Summary: The Kingdom of God is here. Jesus tells us that the day of God's vindication will come. That is a reality. The real question is will we be Noah and Lot Ready? Will Jesus find faithfulness on the earth when that day comes?
Title: Being Noah and Lot Ready
Proposition: The Kingdom of God is here, God's vindication will come - the question is will we be Noah and Lot Ready? Will Jesus find faithfulness when He returns?
Grace and peace from God our Father and from His Son Jesus Christ who came to take away the sin of the world.
Our passage this morning is one that over time has become very easy to misunderstand and even misapply. At first glance it may appear that it is referring to the subject of prayer in general. It would be easy to read this particular passage and conclude that Jesus is teaching us that in order to be successful in our prayers we need to emulate this nagging widow. We need to possess the same characteristics of persistence and perseverance.
It would be easy to read this passage and conclude that all we need to do is double down. All we have to do is to continue to nag God and eventually we will wear Him down. But is that what Luke is really saying in this passage? After all, isn't our God the direct opposite of this boorish and self-centered judge? Hasn't it always been Luke's contention and Jesus' teaching that our God is loving, kind and desires to give the best to His Children? There is something else going on here. Let's look once again at our passage this morning and allow the Holy Spirit to illuminate us.
We see that our passage is the ending part of a conversation that started back in Luke 17:20 when the Pharisees asked Jesus about the coming of the Kingdom of God. They wanted to know when God would finally vindicate His Chosen People. They wanted to know when God would come and set everything right. They wanted to know when those who had been oppressing and persecuting God's People would finally get their just due. They wanted to know when God's people would once again be set free. The Temple was almost completed and now they believed it was time for the nation to be reestablished.

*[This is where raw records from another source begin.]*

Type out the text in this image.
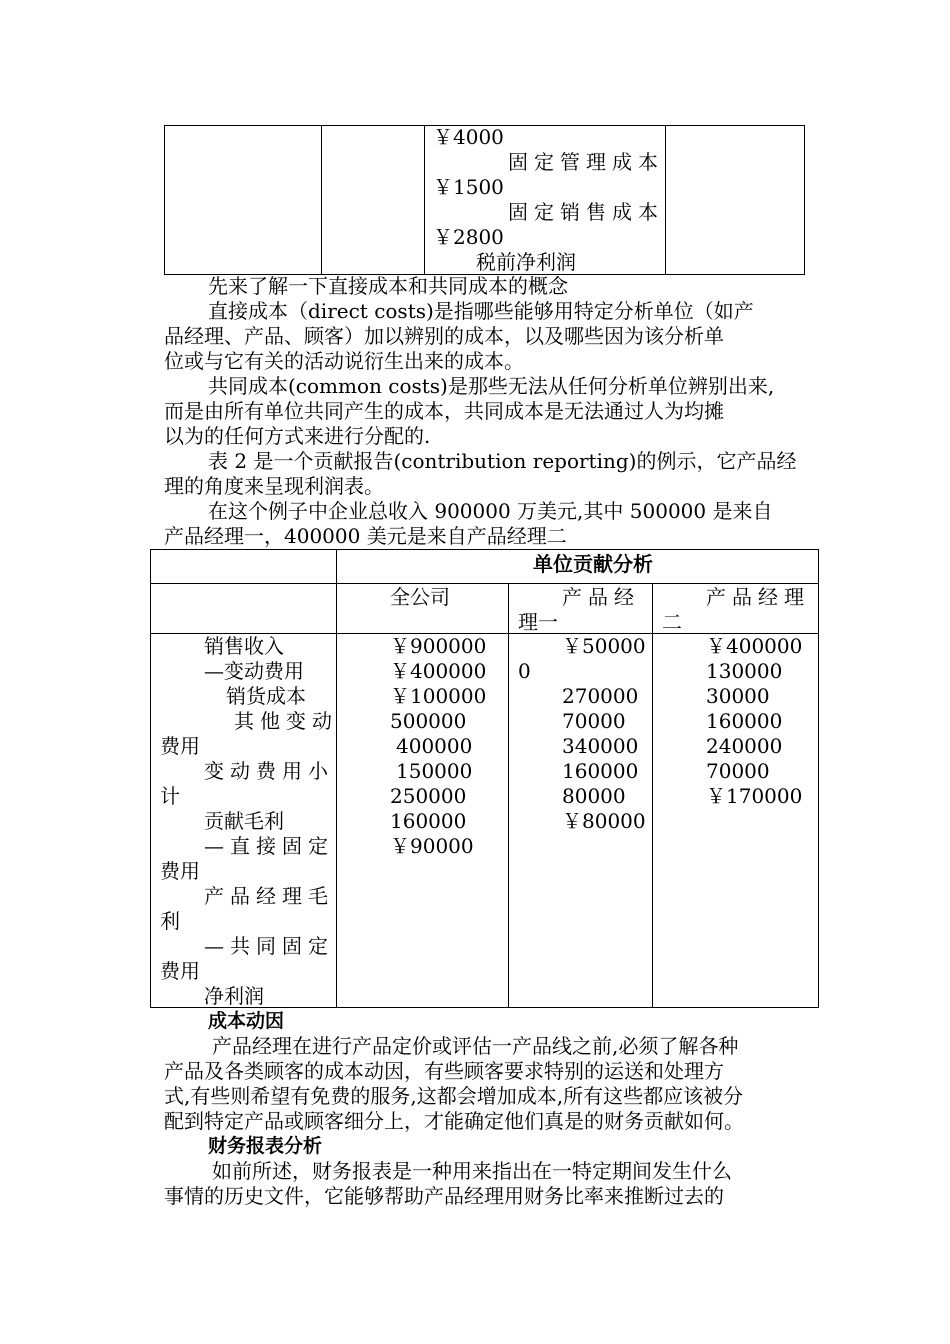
￥4000
固定管理成本
￥1500
固定销售成本
￥2800
税前净利润
先来了解一下直接成本和共同成本的概念
直接成本（direct costs)是指哪些能够用特定分析单位（如产
品经理、产品、顾客）加以辨别的成本，以及哪些因为该分析单
位或与它有关的活动说衍生出来的成本。
共同成本(common costs)是那些无法从任何分析单位辨别出来,
而是由所有单位共同产生的成本，共同成本是无法通过人为均摊
以为的任何方式来进行分配的.
表 2 是一个贡献报告(contribution reporting)的例示，它产品经
理的角度来呈现利润表。
在这个例子中企业总收入 900000 万美元,其中 500000 是来自
产品经理一，400000 美元是来自产品经理二
单位贡献分析
全公司	产品经
理一
产品经理
二
销售收入
—变动费用
销货成本
其他变动
费用
变动费用小
计
贡献毛利
—直接固定
费用
产品经理毛
利
—共同固定
费用
净利润
￥900000
￥400000
￥100000
500000
400000
150000
250000
160000
￥90000
￥50000
0
270000
70000
340000
160000
80000
￥80000
￥400000
130000
30000
160000
240000
70000
￥170000
成本动因
产品经理在进行产品定价或评估一产品线之前,必须了解各种
产品及各类顾客的成本动因，有些顾客要求特别的运送和处理方
式,有些则希望有免费的服务,这都会增加成本,所有这些都应该被分
配到特定产品或顾客细分上，才能确定他们真是的财务贡献如何。
财务报表分析
如前所述，财务报表是一种用来指出在一特定期间发生什么
事情的历史文件，它能够帮助产品经理用财务比率来推断过去的
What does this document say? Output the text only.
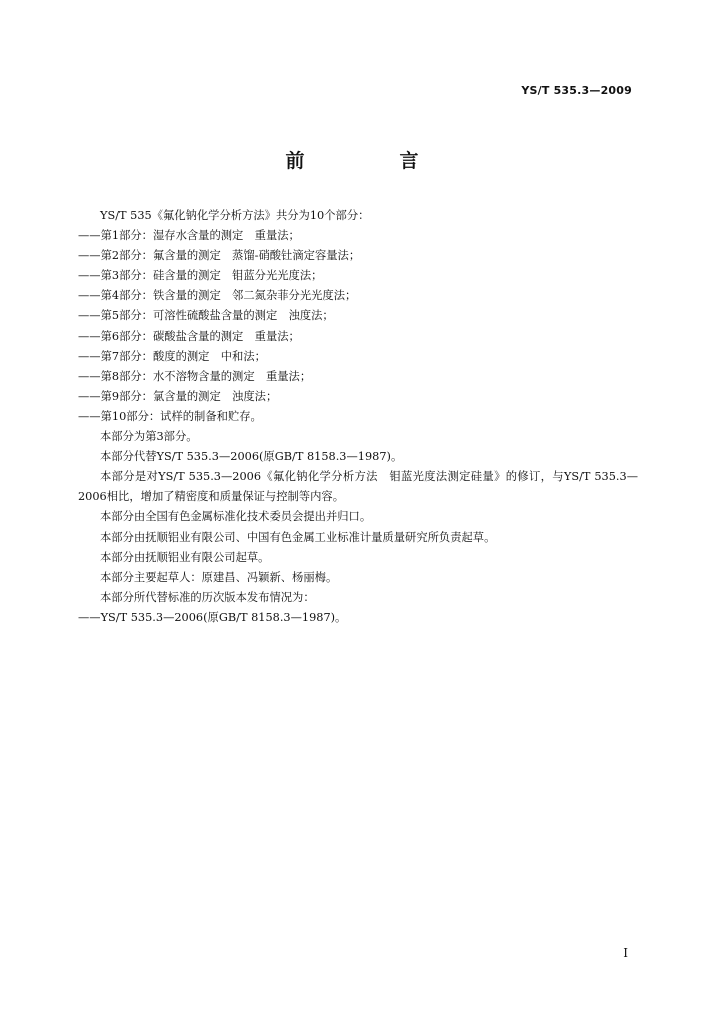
YS/T 535.3—2009
前　言
YS/T 535《氟化钠化学分析方法》共分为10个部分：
——第1部分：湿存水含量的测定　重量法；
——第2部分：氟含量的测定　蒸馏-硝酸钍滴定容量法；
——第3部分：硅含量的测定　钼蓝分光光度法；
——第4部分：铁含量的测定　邻二氮杂菲分光光度法；
——第5部分：可溶性硫酸盐含量的测定　浊度法；
——第6部分：碳酸盐含量的测定　重量法；
——第7部分：酸度的测定　中和法；
——第8部分：水不溶物含量的测定　重量法；
——第9部分：氯含量的测定　浊度法；
——第10部分：试样的制备和贮存。
本部分为第3部分。
本部分代替YS/T 535.3—2006(原GB/T 8158.3—1987)。
本部分是对YS/T 535.3—2006《氟化钠化学分析方法　钼蓝光度法测定硅量》的修订，与YS/T 535.3—2006相比，增加了精密度和质量保证与控制等内容。
本部分由全国有色金属标准化技术委员会提出并归口。
本部分由抚顺铝业有限公司、中国有色金属工业标准计量质量研究所负责起草。
本部分由抚顺铝业有限公司起草。
本部分主要起草人：原建昌、冯颖新、杨丽梅。
本部分所代替标准的历次版本发布情况为：
——YS/T 535.3—2006(原GB/T 8158.3—1987)。
I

The disciples had been taught by Jesus to pray, "YOUR WILL BE DONE ON EARTH AS IT IS DONE IN HEAVEN." Both the Pharisees and the disciples were wondering when God's will would come to reality. When would everyone who had chosen God be vindicated over those who were living lives of sin? When would God step in and take over?
In Luke 17:22 - 37 Jesus answers their questions. He tells them that the coming days of the Son of Man will be much like the times of Noah and Lot. If you remember God's judgment/God's vindication came swift and sure. People who should have been ready were caught completely off guard. They had rejected God's warnings and sadly thought that nothing bad was ever going to happen as they continued to live in sin and rebellion. However, as we know that was not the case. In the future Jesus warns that once again one will be taken and the other left when the days of the Son of Man come.
Jesus then shares the Parable that is a part of our reading this morning. Jesus uses it to reinforce the reality that God will vindicate His People. The Pharisees along with the disciples can rest assure that one day God will make all things right. They can rest assured that the day is coming when just like in the days of Noah and Lot the righteous will be vindicated and the unrighteous will fall under God's judgment.
This has been a constant theme running through Luke's Gospel. Go back and listen again to the words of Mary's song and Zachariah's song . Both songs are full of words praying for the day of God's vindication. Both speak of a time when things will be made right. Both speak of a time when God will vindicate the poor, the powerless and the oppressed of the world. Both speak of a time when the lowly are raised and the arrogant and proud are brought low.
Mary, Zachariah, the Pharisees and the disciples were all looking forward to a day of eschatological reversal. All were looking for a time when the 1 % while be forced to change places with the disenfranchised, the oppressed and the marginalized. They were looking forward to the Day in which they believed that God would put them into positions of authority while at the same time bring justice to those all around them.
It is in that context that we must read this passage. This therefore is not a passage about prayer in general. It is about a pray seeking for God to bring about vindication and judgment. It is about God setting the tables right because evil men were in power and were persecuting the people of God. It is about when will God answer our prayers for vindication.